BMS-936557 is a fully human antibody that binds to the chemokine IP-10 (CXCL10), therefore blocking its interaction with its receptor CXCR3. Recently, the efficacy of BMS-936557 in moderate to severe UC was reported. This was a randomized, double-blind, placebo-control, phase II study which was carried out in 54 centers in 8 countries. Patients with active UC were administered BMS-936557 (10 mg/kg) or placebo at weeks 0, 2, 4, and 6. The primary endpoint was rate of clinical response at day 57 (≥3 points and 30% decrease in Mayo score, with ≥1 point decrease in rectal bleeding score or absolute rectal bleeding score ≤1). The primary endpoint was not met as the clinical response rate at day 57 was 52.7% (BMS-936557) vs. 35.2% (placebo) (P=0.083). The secondary endpoints of clinical remission and mucosal healing were also not met. Nevertheless, when patients with higher steady-state through concentration of BMS-936557 were analyzed, this population had a significantly increased clinical response (87.5% vs. 37%, P<0.001) and histological improvement (73% vs. 41%, P=0.004). More studies will be required to evaluate the efficacy of this compound in UC as well as the importance of achieving optimal drug levels.

Future Directions

Targeting sphingosine-1-phosphate receptors in IBD

Shingosine-1-phosphate (S1P) is a bioactive sphingolipid that regulates an array of physiological processes, including lymphocyte traffic. T cells express G-protein coupled receptors (GPCRs) that bind S1P and lymphocytes rely on S1P gradients to recirculate. Fingolimod (FTY720, a prototype S1P receptor agonist) is derived from myriocin, a fungal derivative used in Chinese medicine. Like natalizumab, fingolimod is effective in MS and already approved by the FDA for that indication under the brand name Gylenia. Fingolimod binds to four of the five S1P receptors (S1P1, 3,4,5). Due to this lack of specificity its bradycardic effect on heart rate has already resulted in 1 death ⁹¹. Refinement of the drug, to minimize their effect on heart rate is desirable. A more specific S1P1 agonist (RPC 1063) has been successfully tested in animal models of IBD⁹² and is currently being tested in patients with UC (http://www.clinicaltrials.gov/ct2/show/NCT01647516).
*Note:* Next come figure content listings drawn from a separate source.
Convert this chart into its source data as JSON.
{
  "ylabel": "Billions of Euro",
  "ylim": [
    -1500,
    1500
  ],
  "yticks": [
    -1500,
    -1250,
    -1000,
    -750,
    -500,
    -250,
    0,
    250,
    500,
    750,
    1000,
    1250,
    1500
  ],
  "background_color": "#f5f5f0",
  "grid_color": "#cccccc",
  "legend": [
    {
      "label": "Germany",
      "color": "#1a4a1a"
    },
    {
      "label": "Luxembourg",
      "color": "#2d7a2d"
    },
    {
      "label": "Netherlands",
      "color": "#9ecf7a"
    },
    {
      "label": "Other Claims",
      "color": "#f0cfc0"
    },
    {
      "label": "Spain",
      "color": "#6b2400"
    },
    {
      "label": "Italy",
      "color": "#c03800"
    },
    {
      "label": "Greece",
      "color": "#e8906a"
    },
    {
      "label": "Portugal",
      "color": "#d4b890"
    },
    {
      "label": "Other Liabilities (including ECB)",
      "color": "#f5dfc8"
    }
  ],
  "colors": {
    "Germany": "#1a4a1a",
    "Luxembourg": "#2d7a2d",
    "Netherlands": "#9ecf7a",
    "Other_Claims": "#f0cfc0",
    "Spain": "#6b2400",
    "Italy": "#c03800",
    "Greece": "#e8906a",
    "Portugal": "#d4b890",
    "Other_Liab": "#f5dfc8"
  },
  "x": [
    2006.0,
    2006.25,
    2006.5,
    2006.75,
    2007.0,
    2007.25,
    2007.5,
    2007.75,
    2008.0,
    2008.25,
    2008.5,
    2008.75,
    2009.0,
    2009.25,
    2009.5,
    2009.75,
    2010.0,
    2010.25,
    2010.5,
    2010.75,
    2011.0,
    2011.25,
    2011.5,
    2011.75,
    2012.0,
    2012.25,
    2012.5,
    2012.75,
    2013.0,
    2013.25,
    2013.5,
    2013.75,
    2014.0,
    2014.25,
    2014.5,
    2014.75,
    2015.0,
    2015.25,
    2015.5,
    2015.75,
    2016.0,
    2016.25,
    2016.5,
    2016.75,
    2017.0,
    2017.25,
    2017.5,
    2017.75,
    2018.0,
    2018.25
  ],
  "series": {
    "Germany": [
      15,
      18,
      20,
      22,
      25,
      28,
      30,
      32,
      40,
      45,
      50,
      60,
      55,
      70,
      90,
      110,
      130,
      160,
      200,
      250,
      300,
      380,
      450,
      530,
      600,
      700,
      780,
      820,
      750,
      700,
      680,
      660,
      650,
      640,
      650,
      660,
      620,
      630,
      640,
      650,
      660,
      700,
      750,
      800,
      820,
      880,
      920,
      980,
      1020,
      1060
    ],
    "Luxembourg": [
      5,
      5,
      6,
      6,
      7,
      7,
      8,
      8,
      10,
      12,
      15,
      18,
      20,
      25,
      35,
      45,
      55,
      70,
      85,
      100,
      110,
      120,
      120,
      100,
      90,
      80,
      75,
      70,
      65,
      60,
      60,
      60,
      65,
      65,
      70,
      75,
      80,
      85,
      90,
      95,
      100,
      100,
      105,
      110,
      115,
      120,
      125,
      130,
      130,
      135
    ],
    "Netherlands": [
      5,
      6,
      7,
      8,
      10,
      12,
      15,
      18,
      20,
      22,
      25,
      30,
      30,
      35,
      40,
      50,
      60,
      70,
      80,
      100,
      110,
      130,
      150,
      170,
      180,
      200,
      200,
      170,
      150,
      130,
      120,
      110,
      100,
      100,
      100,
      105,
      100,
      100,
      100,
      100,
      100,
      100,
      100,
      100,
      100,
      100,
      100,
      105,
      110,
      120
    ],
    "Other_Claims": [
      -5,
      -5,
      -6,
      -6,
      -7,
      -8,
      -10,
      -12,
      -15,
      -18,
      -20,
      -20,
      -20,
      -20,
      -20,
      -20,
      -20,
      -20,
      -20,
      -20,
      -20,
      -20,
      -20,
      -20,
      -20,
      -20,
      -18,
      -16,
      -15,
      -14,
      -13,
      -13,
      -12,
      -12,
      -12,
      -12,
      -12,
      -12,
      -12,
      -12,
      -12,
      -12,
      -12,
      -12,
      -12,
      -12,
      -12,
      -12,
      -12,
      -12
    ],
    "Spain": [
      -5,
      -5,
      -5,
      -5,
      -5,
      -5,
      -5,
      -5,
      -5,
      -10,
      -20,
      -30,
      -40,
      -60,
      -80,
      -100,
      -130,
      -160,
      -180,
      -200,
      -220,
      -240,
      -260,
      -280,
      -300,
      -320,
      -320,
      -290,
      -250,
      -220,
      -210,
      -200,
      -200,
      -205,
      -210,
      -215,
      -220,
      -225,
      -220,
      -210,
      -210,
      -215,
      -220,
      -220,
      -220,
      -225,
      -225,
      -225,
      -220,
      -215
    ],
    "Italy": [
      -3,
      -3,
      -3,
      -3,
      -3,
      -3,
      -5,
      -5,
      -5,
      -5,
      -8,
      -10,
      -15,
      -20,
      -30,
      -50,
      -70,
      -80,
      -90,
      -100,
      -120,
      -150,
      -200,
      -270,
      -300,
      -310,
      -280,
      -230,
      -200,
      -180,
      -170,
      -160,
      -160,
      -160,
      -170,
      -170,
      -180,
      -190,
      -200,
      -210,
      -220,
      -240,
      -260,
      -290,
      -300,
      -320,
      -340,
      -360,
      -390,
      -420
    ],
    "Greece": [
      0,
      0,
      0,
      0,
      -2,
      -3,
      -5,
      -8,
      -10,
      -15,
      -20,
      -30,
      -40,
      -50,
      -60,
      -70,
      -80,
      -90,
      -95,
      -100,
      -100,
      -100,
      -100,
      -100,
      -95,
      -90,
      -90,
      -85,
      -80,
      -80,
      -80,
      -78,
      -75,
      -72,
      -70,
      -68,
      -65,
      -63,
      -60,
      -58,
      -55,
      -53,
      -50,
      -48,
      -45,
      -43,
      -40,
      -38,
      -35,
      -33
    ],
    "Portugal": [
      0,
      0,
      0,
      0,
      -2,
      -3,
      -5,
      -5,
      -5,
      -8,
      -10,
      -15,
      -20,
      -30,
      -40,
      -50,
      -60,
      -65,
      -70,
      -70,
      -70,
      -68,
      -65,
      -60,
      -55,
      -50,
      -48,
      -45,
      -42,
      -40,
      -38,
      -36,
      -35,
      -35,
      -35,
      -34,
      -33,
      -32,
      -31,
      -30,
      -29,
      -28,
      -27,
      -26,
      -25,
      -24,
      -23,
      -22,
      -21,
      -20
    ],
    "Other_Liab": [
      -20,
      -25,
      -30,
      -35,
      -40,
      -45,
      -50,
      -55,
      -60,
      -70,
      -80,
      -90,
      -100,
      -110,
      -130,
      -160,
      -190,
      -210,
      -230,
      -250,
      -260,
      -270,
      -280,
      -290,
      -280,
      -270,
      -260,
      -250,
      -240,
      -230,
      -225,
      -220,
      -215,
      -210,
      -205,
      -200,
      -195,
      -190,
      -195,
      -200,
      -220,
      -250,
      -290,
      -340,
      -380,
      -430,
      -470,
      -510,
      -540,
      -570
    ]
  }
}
Conclusions and implications for future anti-adhesion strategies

During the past decade, the success of anti-TNF-α strategies has revolutionized the treatment of IBD ⁹³. Yet, only about 70% of patients respond to this therapy, and another 20% lose response after a year, driving the continued search for other therapeutic strategies ^{93, 94}. Interference with leukocyte recirculation to the intestine by targeting specific molecules involved with leukocyte traffic has resulted in the development of agents that have advanced into clinical use (e.g. Natalizumab (Biogen/Elan Pharmaceuticals, www.tysabri.com), vedolizumab (Millenium Pharmaceuticals), RPC 1063 (Receptos)) have been either approved or are being evaluated in CD and UC ⁹⁵. Several other molecules that target these pathways are currently being evaluated. Despite their progression from the bench to bedside ^{64, 96}, much remains to be learned regarding their fundamental mechanism of action. This enhanced understanding may allow us to optimize these therapies⁶⁴, minimize risks and potentially expand their use to other chronic inflammatory conditions which share self-perpetuating and dysregulated lymphocyte recruitment as a basic pathogenic mechanism.